Last year, the Asian Football Federation discarded a multi-million dollar television contract with a Chinese media company after it reneged on its agreements. premier league did the same in 2020breaking a deal that was his most lucrative foreign contract, and now he has signed one for considerably less value.

The money that flowed from Chinese companies to foreign entities in the early years of the boom, and which quickly made China a major source of sponsorship revenue for teams, leagues and federations around the world, has been replaced by money from the Gulf, and in particular from Saudi Arabia and Qatar, which now have the profile that China once sought.

At a recent meeting of the Asian soccer governing body, the Chinese candidate for a seat on the FIFA governing council finished last in the vote.

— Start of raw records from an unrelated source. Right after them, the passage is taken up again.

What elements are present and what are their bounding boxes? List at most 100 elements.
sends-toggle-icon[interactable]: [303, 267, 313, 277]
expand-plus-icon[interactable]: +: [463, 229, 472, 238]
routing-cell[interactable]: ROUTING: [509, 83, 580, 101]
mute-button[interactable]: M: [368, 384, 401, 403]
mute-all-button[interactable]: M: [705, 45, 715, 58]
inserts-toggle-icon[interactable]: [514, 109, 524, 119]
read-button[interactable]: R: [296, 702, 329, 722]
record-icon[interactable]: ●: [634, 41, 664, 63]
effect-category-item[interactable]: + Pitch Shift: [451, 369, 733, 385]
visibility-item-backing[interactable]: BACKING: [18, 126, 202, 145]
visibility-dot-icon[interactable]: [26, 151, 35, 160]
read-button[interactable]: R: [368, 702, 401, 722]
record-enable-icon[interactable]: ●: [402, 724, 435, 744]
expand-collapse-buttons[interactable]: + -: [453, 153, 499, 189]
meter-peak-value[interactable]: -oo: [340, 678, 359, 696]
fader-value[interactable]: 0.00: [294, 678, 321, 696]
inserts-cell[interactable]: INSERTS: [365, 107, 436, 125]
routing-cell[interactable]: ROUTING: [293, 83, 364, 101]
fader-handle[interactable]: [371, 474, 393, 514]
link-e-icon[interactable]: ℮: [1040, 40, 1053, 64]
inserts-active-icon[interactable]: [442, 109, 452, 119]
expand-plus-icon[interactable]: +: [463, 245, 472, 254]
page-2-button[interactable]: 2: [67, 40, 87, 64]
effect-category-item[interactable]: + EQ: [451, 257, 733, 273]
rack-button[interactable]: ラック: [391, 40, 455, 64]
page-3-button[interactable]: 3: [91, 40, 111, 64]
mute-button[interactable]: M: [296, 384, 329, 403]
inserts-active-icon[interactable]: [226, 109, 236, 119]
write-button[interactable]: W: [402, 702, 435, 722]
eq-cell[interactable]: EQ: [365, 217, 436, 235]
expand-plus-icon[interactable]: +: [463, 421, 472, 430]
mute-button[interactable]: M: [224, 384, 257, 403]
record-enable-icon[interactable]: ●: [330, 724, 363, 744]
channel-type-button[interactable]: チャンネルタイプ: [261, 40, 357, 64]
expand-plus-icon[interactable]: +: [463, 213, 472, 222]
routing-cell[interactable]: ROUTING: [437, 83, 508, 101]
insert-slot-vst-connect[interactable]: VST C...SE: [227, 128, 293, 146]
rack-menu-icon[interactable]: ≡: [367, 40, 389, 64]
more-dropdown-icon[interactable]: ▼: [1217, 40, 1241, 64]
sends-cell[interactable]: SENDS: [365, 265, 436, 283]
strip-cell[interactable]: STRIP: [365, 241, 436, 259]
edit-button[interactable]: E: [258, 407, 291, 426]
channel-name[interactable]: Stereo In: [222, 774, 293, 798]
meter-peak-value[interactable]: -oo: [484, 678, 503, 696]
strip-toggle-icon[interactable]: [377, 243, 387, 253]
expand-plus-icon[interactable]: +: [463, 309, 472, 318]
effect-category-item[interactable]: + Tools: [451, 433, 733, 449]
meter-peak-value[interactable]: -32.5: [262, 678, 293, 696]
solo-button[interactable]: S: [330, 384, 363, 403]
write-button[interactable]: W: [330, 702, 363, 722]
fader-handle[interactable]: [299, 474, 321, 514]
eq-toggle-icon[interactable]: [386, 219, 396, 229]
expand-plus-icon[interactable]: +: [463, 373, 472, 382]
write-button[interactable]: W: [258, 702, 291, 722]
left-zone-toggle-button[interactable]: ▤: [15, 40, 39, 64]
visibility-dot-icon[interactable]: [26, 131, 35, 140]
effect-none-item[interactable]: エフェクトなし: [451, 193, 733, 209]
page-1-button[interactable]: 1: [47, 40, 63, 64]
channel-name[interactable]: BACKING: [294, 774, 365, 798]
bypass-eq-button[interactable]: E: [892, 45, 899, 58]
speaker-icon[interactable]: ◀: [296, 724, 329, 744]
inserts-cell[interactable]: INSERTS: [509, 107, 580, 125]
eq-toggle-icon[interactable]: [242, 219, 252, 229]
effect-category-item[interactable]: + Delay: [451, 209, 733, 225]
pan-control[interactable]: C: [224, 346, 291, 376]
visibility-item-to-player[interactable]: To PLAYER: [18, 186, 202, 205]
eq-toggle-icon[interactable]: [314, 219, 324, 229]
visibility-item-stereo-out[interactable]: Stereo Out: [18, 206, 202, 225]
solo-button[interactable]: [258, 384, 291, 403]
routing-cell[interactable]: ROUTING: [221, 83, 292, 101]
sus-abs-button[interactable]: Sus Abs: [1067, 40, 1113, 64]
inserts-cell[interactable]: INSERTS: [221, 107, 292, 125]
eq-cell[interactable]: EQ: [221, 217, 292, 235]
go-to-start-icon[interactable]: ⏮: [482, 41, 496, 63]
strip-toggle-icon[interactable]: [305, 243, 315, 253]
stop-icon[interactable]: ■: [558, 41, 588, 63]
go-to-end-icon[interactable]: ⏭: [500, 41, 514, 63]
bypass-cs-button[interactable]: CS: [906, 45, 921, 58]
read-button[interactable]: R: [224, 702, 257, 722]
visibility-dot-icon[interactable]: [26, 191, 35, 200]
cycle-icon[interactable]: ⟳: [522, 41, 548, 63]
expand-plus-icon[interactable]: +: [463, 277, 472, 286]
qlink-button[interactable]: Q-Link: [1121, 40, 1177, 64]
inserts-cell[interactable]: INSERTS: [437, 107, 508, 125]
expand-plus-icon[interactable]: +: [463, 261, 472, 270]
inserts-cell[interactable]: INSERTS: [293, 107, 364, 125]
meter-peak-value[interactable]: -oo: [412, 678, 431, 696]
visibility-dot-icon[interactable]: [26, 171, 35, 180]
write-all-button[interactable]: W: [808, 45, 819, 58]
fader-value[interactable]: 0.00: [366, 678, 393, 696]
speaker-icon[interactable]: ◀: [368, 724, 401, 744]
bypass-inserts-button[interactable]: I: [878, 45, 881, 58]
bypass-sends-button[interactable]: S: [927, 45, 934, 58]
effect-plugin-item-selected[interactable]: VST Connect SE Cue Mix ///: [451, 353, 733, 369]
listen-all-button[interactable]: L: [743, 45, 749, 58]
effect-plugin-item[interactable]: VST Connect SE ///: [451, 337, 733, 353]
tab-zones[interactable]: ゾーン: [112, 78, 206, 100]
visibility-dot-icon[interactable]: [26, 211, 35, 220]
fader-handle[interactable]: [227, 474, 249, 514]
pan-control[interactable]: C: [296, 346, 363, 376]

Among the many successes that China once promised are some claims that cannot be verified. The official in charge of the schools project, for example, once claimed that 30,000 such academies had been opened and that more than 55 million students now played football.

“While most of the world celebrates a project once it’s completed, in China they like to celebrate the announcement, throw out crazy numbers and then people take it for granted,” said Dreyer, who has spent more than a decade following soccer. Chinese. industry.

It’s unclear how many of the schools actually work, and getting an answer may be nearly impossible: The Education Ministry official who made the claims, Wang Dengfeng, He was arrested in February.

His arrest was not the first, nor the last. Li Tie, a former player who coached the national team during part of its failed World Cup campaign, has been arrested on unspecified charges.serious violations of the law” while attending a training seminar in November. Then, in February, the Communist Party’s anti-corruption watchdog issued a cheesy statement saying that Chen Xuyuan, president of the national football federation, faced similar charges.

After Chen’s arrest, Hu Xijin, a retired nationalist editor-in-chief of The Global Times, a Communist Party tabloid, lamented the sorry state of the country’s soccer program on chinese social media. Chinese soccer has burned vast amounts of cash and “completely humiliated the Chinese people” with its scandals, Hu said.

Even before a series of government announcements that pointed out that even highest football officials were under investigation, Hu suggested that Chinese men’s soccer was “rotten to the core”.

His post went viral, with many commentators desperately calling for a comprehensive review of Chinese football. It is unclear if the country, and particularly Xi and the rest of China’s leadership, will rally so publicly behind another effort.

An earlier anti-corruption campaign that included the imprisonment of soccer managers and officials heralded the start of the latest efforts to grow the sport. The latest arrests and detentions, Liu said, could be a sign of the government’s willingness to persevere.

The director of China’s national sports agency, Gao Zhidan, seemed to suggest that recently. At a press event after China’s annual legislative session on March 12, when soccer conspicuous by its absence At a meeting on sports, Gao said he had been “reflecting deeply on the serious problems in the soccer industry” and said his agency would redouble its efforts to build competitive leagues and promote young talent.

What that will look like is unclear. There is still no official start date for the new season, which is expected to be in April with a small number of teams. Among the casualties were Hebei, which had not long ago attracted Argentine stars such as Javier Mascherano and Ezequiel Lavezzi, and Zibo Cuju, a team based in a city once recognized by FIFA as “the cradle of the first forms of soccer”.

A scaled-down league will signal another setback of China’s grand ambitions, when it finally begins. When will that be? Nobody is safe. An official announcement of the league format has not yet been made.

chang che and john liu contributed reporting.